Armitage Richard C
Academic Unit of Population and Lifespan Sciences, School of Medicine, Clinical Sciences Building, University of Nottingham, Nottingham, Nottinghamshire, UK.
J Eval Clin Pract. 2025 Feb;31(1):e14250. doi: 10.1111/jep.14250.
The potential applications of large language models (LLMs)-a form of generative artificial intelligence (AI)-in medicine and health care are being increasingly explored by medical practitioners and health care researchers.
This paper considers the ethical implications of LLMs for medical practitioners in their delivery of clinical care through the ethical framework of principlism.
It finds that, regarding beneficence, LLMs can improve patient outcomes through supporting administrative tasks that surround patient care, and by directly informing clinical care. Simultaneously, LLMs can cause patient harm through various mechanisms, meaning non-maleficence would prevent their deployment in the absence of sufficient risk mitigation. Regarding autonomy, medical practitioners must inform patients if their medical care will be influenced by LLMs for their consent to be informed, and alternative care uninfluenced by LLMs must be available for patients who withhold such consent.

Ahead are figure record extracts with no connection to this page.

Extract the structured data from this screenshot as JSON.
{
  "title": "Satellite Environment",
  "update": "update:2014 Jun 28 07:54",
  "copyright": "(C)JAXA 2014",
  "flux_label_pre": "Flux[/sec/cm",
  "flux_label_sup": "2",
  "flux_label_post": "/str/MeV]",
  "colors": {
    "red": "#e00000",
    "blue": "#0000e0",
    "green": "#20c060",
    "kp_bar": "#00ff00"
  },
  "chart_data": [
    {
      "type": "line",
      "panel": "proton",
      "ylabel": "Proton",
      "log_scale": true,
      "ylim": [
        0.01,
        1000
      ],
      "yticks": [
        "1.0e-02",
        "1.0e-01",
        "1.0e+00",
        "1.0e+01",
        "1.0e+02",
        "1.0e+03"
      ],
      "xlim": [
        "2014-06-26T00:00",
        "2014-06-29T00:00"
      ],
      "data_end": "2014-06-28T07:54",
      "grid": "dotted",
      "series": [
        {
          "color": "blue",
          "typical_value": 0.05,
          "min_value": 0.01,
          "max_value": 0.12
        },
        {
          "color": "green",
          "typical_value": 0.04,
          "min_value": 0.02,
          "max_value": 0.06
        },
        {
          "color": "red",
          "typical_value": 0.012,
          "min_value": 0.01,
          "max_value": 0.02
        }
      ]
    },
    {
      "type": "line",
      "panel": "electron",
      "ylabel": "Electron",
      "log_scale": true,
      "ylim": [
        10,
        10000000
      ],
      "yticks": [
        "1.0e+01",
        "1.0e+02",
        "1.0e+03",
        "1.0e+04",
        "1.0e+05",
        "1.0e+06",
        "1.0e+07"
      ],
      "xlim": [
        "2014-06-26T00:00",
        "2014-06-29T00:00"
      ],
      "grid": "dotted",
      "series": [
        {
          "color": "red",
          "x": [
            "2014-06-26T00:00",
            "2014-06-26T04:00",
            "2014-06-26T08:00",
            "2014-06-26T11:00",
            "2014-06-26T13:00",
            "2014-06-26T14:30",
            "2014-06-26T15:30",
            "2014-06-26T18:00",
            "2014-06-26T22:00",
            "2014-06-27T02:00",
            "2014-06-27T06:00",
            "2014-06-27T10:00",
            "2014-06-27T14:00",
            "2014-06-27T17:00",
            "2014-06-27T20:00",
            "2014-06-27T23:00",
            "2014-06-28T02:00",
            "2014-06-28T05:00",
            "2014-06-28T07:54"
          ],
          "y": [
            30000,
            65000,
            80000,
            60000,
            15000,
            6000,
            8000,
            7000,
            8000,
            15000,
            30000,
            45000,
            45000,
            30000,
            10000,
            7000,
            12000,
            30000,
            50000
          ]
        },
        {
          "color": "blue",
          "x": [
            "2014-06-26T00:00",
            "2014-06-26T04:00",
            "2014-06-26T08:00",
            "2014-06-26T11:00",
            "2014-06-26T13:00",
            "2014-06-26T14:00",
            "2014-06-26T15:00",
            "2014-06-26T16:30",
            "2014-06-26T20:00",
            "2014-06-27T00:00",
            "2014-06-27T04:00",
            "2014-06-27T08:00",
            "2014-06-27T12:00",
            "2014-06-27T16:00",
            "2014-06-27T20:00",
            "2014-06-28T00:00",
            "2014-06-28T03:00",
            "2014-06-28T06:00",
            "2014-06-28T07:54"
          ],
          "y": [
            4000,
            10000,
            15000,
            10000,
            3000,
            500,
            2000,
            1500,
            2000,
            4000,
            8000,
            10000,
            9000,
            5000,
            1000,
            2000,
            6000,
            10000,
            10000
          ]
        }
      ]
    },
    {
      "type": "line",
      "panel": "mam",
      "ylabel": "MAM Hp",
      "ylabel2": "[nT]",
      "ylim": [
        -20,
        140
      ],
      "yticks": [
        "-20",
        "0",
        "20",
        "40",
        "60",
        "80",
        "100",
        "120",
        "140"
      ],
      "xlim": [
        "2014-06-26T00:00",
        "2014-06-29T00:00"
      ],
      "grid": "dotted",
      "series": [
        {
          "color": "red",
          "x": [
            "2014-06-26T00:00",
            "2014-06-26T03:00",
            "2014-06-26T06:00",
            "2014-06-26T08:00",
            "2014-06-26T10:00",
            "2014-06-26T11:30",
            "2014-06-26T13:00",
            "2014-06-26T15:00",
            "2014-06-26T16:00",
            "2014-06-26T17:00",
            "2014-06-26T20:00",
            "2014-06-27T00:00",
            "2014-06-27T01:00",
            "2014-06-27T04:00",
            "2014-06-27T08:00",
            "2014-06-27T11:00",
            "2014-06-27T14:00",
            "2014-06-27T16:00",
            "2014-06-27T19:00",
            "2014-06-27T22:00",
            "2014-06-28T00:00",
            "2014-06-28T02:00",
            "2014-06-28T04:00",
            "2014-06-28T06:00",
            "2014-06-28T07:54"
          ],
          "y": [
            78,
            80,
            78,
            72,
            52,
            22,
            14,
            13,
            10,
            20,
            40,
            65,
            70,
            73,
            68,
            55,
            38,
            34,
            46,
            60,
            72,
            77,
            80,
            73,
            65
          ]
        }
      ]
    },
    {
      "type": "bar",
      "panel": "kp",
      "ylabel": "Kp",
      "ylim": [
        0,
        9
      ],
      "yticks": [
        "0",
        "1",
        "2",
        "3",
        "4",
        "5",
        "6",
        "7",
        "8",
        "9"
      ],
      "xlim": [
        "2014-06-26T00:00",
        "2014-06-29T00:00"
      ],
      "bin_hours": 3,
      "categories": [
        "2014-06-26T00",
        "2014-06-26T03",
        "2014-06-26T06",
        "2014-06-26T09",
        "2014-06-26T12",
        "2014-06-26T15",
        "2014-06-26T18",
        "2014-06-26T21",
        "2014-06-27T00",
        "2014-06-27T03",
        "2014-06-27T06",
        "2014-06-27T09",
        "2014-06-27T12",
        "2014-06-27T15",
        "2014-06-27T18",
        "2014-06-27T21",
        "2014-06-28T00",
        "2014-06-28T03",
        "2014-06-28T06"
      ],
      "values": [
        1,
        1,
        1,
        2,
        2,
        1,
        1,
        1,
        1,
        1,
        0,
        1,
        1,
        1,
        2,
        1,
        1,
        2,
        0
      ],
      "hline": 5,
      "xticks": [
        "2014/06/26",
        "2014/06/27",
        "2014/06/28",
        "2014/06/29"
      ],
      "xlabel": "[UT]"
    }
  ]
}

Finally, regarding justice, LLMs could promote the standardisation of care within individual medical practitioners by mitigating any biases harboured by those practitioners and by protecting against human factors, while also up-skilling existing medical practitioners in low-resource settings to reduce global health disparities.
Accordingly, this paper finds a strong case for the incorporation of LLMs into clinical practice and, if their risk of patient harm is sufficiently mitigated, this incorporation might be ethically required, at least according to principlism.
医学从业者和医疗保健研究人员越来越多地探索大语言模型(LLMs)——一种生成式人工智能(AI)形式——在医学和医疗保健中的潜在应用。
本文通过原则主义的伦理框架,探讨了大语言模型在医学从业者提供临床护理过程中的伦理影响。
研究发现,就行善原则而言,大语言模型可以通过支持围绕患者护理的管理任务以及直接为临床护理提供信息来改善患者治疗效果。同时,大语言模型可能通过各种机制对患者造成伤害,这意味着在没有充分降低风险的情况下,不伤害原则将阻止其应用。就自主原则而言,医学从业者必须告知患者其医疗护理是否会受到大语言模型的影响,以便患者能够做出知情同意,并且对于拒绝此类同意的患者,必须提供不受大语言模型影响的替代护理。最后,就公正原则而言,大语言模型可以通过减轻个体医学从业者所存在的任何偏见以及防范人为因素,来促进个体医学从业者内部护理的标准化,同时还可以提升资源匮乏地区现有医学从业者的技能,以减少全球健康差距。
因此,本文发现有充分理由将大语言模型纳入临床实践,如果其对患者造成伤害的风险能够得到充分降低,那么至少根据原则主义,这种纳入在伦理上可能是必要的。